- Raphael Cruz
- Born: September 5, 1986 Vallejo, California, U.S.
- Died: January 26, 2018 (aged 31) Paris, France
- Occupations: Acrobat, clown, actor
- Known for: Iris

= Raphael Cruz =

American actor

Raphael Cruz (September 5, 1986 – January 26, 2018) was an American acrobat, clown and actor, a Bay Area native and international contemporary circus star, one of three brothers who performed together.
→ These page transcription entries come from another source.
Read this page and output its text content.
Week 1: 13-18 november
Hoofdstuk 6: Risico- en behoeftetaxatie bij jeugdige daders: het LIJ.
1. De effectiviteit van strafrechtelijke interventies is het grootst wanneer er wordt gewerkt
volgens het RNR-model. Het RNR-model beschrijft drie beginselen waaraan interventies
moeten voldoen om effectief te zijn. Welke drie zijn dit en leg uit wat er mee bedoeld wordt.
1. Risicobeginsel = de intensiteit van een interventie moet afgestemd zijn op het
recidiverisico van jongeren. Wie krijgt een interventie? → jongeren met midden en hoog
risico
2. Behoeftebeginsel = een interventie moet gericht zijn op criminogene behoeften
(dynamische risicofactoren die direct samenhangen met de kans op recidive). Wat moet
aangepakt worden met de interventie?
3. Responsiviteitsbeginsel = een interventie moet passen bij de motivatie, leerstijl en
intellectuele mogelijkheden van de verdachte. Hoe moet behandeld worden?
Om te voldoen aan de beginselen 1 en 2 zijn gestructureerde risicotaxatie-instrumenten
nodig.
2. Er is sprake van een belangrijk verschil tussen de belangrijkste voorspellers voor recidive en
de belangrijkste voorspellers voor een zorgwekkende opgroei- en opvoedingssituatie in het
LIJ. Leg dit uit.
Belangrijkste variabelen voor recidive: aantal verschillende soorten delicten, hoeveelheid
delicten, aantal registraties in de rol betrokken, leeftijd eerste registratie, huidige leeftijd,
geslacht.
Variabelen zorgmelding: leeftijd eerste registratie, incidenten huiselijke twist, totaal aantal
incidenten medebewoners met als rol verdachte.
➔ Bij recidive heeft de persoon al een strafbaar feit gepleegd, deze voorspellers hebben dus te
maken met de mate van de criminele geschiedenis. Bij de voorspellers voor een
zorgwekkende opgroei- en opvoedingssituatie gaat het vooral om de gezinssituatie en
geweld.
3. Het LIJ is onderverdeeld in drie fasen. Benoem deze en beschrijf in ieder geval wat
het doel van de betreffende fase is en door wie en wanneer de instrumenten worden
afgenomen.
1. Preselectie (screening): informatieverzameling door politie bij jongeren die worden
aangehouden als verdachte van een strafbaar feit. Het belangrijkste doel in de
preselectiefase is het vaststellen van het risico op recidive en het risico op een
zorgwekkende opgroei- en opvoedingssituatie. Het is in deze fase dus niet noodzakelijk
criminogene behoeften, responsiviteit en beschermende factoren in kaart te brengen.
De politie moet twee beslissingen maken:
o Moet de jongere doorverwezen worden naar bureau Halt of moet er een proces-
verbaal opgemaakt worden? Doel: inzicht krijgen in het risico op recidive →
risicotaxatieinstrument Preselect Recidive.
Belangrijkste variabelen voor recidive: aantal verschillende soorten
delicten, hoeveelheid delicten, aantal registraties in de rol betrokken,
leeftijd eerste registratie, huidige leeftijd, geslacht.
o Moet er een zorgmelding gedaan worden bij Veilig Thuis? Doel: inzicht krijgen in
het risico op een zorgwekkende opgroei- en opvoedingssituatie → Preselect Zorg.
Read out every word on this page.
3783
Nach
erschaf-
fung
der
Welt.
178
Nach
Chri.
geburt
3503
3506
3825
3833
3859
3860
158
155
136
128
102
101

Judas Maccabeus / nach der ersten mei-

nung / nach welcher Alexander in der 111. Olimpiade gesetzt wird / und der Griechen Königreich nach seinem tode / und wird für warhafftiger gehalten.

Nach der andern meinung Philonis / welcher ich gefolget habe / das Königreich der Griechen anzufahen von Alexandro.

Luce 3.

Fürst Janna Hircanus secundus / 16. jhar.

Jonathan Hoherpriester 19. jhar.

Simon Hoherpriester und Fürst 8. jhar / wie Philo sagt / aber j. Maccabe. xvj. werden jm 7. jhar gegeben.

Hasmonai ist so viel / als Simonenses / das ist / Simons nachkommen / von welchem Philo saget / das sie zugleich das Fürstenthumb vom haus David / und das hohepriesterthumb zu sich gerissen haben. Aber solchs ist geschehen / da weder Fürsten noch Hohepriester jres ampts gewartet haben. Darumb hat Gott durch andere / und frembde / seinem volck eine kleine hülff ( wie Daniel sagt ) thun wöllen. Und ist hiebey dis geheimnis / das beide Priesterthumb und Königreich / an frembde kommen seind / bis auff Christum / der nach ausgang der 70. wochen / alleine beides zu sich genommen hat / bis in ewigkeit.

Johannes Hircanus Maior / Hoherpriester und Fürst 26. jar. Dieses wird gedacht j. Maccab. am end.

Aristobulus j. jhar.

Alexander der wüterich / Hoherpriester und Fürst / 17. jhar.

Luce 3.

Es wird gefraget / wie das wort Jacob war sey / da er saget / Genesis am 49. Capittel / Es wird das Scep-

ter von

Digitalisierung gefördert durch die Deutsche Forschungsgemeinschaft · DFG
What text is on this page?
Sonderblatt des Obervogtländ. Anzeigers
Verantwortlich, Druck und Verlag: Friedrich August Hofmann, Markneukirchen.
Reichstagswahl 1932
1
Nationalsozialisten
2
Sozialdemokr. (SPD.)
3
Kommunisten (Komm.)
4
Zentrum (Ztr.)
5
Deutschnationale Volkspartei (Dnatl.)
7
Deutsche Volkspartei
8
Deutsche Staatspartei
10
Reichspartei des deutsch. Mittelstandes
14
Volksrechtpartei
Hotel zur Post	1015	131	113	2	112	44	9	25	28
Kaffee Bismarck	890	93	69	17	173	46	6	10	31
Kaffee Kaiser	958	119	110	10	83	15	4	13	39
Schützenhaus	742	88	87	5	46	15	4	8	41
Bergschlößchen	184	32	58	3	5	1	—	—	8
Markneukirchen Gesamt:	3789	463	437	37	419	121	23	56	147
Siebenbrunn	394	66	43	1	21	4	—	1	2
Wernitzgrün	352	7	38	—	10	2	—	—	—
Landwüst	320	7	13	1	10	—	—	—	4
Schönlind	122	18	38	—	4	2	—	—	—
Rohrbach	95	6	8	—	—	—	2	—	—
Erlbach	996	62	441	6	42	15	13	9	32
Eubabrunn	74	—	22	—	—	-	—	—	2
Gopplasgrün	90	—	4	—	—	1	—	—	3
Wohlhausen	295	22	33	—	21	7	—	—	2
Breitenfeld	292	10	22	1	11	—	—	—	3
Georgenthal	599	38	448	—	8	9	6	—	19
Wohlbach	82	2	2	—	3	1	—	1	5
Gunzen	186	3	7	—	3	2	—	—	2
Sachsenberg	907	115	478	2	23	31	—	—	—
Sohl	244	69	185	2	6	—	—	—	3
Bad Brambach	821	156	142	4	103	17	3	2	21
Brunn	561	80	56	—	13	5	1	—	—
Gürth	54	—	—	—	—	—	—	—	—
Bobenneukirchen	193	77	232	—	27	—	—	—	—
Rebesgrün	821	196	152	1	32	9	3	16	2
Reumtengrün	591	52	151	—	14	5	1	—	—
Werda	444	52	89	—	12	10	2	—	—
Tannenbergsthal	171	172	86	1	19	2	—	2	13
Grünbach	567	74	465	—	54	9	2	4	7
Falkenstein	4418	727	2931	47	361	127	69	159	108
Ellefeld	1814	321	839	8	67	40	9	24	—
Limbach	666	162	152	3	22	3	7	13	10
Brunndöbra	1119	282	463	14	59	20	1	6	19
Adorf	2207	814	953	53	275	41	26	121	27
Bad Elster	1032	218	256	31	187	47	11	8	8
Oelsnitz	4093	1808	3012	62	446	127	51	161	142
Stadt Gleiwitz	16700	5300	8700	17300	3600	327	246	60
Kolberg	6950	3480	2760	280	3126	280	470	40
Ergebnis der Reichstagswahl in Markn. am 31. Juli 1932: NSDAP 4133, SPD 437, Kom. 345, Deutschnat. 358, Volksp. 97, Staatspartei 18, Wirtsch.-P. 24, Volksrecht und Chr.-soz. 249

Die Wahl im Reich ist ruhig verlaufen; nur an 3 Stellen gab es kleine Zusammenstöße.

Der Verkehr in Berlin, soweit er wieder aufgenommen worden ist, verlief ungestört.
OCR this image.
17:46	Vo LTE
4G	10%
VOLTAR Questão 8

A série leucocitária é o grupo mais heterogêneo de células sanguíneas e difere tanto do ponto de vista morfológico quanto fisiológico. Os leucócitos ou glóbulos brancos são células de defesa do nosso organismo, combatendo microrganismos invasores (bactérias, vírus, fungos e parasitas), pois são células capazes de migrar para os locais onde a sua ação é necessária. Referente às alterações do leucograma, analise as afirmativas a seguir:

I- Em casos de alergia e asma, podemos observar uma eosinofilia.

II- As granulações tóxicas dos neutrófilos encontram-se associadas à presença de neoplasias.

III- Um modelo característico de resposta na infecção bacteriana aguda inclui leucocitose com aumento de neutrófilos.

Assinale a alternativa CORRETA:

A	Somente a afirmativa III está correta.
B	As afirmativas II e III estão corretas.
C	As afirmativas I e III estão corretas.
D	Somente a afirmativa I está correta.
After training in San Francisco's Pickle Family Circus and then Montreal's National Circus School, Cruz had many brilliant performances with Montreal's The 7 Fingers and Cirque du Soleil, and the Chicago's Lookingglass Theatre Company. In 2011, Cruz played the lead role of Buster, a Buster Keaton inspired character, in the cinema themed Cirque du Soleil production Iris. Cruz was part of the choreography team for the opening ceremonies for the 2014 Winter Olympics in Sochi, Russia.

Raphael died unexpectedly at 31 years old on January 26, 2018, in Paris from undiagnosed heart ailment causing heart and lung failure.

The Raphael Cruz Scholarship Fund was created in 2024 by Club Fugazi, a performing arts theatre in San Francisco to provide Bay Area youth with opportunities to be inspired by Raphael's example and follow in his footsteps.